The skillful use and the stressing of strong, contrasting colours, flat shapes, spectacular angles and perspectives made object posters interesting, as well as the effective typographic design. This poster represents the excellence of the product by depicting the perfectly polished shoes in an impressive angle. In the meantime, the entire design has an ethereal, flat-like character with the floating trademark and logo of the brand. However, the spotlight-effect of the background enhances the three dimensions. These simultaneous, but contradictory visual impressions create an exciting and complex visual world around the captured elements. 

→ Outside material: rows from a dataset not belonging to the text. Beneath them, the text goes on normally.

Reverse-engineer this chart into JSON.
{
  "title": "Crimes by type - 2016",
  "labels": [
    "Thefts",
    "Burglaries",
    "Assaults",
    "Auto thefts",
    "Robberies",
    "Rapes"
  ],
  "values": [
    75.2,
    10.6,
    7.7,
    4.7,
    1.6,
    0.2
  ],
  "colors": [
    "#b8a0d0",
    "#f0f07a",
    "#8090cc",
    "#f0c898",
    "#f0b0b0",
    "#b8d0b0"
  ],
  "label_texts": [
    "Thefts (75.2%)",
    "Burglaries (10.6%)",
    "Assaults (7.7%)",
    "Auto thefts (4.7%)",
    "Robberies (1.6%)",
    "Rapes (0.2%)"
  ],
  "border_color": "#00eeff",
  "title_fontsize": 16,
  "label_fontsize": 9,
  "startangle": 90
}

All in all, this clean and tight composition was a modern piece in its time. It shows the elegance and decorativeness of Sinka’s commercial designs on which he could choose the proper tools to create the perfect atmosphere. It is also a good indicator of how the object poster style remained up-to-date and varied even in the middle of the century in Hungary, similarly to Switzerland. Certainly, the pieces could be effective advertisements as they imprinted the specific design of products and brands to the mind of viewers.